Les CNIL européennes dans le brouillard
Lors d’une conférence de presse organisée aujourd’hui, Isabelle Falque-Pierrotin, présidente de la CNIL a salué le respect du calendrier fixé par les autorités de contrôle, un joli gage que le terme imposé en octobre dernier a été entendu par Bruxelles.
Cependant, elle s’est révélée incapable de dire quoi que ce soit d’autre sur le Privacy Shield, puisque le G29, dont elle assure également la présidence, n’a pas reçu formellement le contenu de ces lettres. Et pour cause, la transmission est prévue d'ici la fin février.
Elle s’est donc contentée de rappeler les exigences émises par le G29, à savoir des traitements proportionnels, la mise en place de mécanismes pour contrôler la façon dont la NSA accède aux données, la possibilité d’un recours, etc. L’avènement du Privacy Shield est un nouveau fait qui bouleverse le calendrier. Les CNIL européennes, qui n’ont pas participé aux négociations préalables, vont donc devoir maintenant ausculter de près ce qui se cache derrière ce bouclier, avant de rendre publiques leurs analyses d’ici mars ou avril.
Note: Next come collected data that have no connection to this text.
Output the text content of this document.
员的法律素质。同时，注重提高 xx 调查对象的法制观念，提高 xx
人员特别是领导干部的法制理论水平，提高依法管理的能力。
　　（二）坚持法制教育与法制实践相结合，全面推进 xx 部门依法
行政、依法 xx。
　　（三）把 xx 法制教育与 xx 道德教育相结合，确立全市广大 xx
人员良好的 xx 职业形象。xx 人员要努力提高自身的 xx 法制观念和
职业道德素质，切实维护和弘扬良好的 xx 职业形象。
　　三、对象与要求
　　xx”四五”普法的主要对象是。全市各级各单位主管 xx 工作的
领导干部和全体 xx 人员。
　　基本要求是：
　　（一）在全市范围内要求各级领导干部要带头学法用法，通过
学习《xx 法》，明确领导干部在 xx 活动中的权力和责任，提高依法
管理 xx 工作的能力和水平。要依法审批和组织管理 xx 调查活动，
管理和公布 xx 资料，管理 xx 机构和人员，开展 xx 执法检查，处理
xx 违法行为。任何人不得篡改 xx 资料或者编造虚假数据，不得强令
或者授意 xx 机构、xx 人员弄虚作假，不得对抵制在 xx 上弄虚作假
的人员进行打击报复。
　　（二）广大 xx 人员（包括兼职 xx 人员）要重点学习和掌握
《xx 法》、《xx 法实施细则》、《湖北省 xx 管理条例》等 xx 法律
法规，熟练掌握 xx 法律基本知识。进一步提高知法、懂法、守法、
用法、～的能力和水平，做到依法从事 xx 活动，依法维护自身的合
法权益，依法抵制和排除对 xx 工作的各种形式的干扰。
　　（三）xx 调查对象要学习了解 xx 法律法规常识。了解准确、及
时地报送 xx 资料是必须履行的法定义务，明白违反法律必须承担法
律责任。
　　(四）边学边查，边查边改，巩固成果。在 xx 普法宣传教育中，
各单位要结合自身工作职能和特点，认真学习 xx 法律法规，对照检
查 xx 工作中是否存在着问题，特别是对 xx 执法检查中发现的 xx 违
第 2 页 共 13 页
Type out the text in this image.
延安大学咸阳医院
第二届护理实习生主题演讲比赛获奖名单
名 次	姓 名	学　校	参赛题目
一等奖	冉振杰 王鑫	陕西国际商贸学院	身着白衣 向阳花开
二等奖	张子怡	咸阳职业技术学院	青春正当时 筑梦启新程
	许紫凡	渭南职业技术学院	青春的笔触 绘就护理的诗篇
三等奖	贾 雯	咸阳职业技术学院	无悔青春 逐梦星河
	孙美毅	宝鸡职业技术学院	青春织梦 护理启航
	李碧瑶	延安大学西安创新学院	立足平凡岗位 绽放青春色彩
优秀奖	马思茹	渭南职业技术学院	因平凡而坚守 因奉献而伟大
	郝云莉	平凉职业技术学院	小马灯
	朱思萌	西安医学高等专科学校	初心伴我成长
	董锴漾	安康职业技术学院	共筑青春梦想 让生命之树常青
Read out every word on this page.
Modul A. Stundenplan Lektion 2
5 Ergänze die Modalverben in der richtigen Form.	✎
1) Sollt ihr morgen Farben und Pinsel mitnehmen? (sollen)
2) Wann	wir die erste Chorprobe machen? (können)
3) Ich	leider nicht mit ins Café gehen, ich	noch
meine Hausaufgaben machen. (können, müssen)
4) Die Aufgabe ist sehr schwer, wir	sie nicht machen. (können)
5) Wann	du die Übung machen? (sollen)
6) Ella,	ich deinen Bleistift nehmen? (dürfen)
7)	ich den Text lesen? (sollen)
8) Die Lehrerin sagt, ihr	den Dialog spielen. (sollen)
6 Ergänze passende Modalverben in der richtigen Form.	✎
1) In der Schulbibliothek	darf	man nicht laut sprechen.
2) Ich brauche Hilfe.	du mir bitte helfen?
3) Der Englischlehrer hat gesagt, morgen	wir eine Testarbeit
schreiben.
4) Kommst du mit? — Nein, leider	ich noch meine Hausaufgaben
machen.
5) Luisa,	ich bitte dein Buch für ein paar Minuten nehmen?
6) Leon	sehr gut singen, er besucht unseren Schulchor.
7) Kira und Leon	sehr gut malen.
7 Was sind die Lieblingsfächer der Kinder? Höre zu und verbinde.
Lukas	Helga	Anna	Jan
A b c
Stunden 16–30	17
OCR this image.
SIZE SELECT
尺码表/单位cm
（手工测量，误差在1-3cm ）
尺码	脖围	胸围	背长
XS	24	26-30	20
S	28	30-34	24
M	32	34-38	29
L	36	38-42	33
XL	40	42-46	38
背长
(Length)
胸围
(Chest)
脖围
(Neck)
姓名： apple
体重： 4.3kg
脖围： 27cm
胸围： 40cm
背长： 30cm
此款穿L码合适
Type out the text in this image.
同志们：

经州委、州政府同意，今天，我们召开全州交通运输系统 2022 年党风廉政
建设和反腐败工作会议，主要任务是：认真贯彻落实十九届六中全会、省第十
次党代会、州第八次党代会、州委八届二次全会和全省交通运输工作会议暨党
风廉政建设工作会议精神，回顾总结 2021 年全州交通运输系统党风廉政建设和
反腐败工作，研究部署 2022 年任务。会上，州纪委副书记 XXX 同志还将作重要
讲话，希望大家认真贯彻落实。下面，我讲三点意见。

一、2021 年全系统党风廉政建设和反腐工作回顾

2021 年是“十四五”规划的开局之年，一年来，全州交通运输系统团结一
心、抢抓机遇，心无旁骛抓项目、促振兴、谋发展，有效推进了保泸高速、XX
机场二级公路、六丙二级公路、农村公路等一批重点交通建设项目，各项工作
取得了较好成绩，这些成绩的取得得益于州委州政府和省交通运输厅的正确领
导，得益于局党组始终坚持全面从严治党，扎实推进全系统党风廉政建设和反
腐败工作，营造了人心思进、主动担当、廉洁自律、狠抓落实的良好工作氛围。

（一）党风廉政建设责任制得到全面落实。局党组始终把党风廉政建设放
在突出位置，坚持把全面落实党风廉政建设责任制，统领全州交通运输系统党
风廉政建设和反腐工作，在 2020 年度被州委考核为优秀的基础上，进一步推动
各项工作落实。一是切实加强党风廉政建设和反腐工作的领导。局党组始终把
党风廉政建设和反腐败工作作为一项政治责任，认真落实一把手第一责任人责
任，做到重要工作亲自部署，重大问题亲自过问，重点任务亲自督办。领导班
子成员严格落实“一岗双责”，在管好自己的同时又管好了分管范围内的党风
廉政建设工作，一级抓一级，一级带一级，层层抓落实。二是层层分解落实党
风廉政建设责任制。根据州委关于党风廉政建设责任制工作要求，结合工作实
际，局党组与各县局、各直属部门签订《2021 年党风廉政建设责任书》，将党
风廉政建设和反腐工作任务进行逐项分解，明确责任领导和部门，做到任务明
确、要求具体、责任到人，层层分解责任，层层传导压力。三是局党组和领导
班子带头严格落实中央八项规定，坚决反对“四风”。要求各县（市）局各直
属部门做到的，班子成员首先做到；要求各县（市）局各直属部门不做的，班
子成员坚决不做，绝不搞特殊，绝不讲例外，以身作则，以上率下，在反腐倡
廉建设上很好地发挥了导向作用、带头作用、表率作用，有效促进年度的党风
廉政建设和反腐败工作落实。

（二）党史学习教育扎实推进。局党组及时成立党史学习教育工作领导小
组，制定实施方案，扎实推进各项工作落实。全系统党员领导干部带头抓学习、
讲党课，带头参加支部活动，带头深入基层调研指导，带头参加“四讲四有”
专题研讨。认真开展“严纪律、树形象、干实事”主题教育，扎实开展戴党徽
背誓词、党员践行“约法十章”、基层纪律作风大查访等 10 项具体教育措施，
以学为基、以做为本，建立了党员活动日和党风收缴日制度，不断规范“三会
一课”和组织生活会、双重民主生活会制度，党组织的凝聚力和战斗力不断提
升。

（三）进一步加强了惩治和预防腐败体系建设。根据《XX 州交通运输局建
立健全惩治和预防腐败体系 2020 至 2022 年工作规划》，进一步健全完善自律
Leurs conclusions devraient au final impacter l’ensemble des voies alternatives au Safe Harbor, à savoir principalement les accords d’entreprises (BCR) et les clauses contractuelles types qui restent pour l’heure praticables, malgré les gros doutes sur leur légalité. Une chose est sûre : « aujourd’hui, l’usage du Safe Harbor est illégal », et donc susceptible de plainte dans n’importe quel État membre, selon Isabelle Falque-Pierrotin.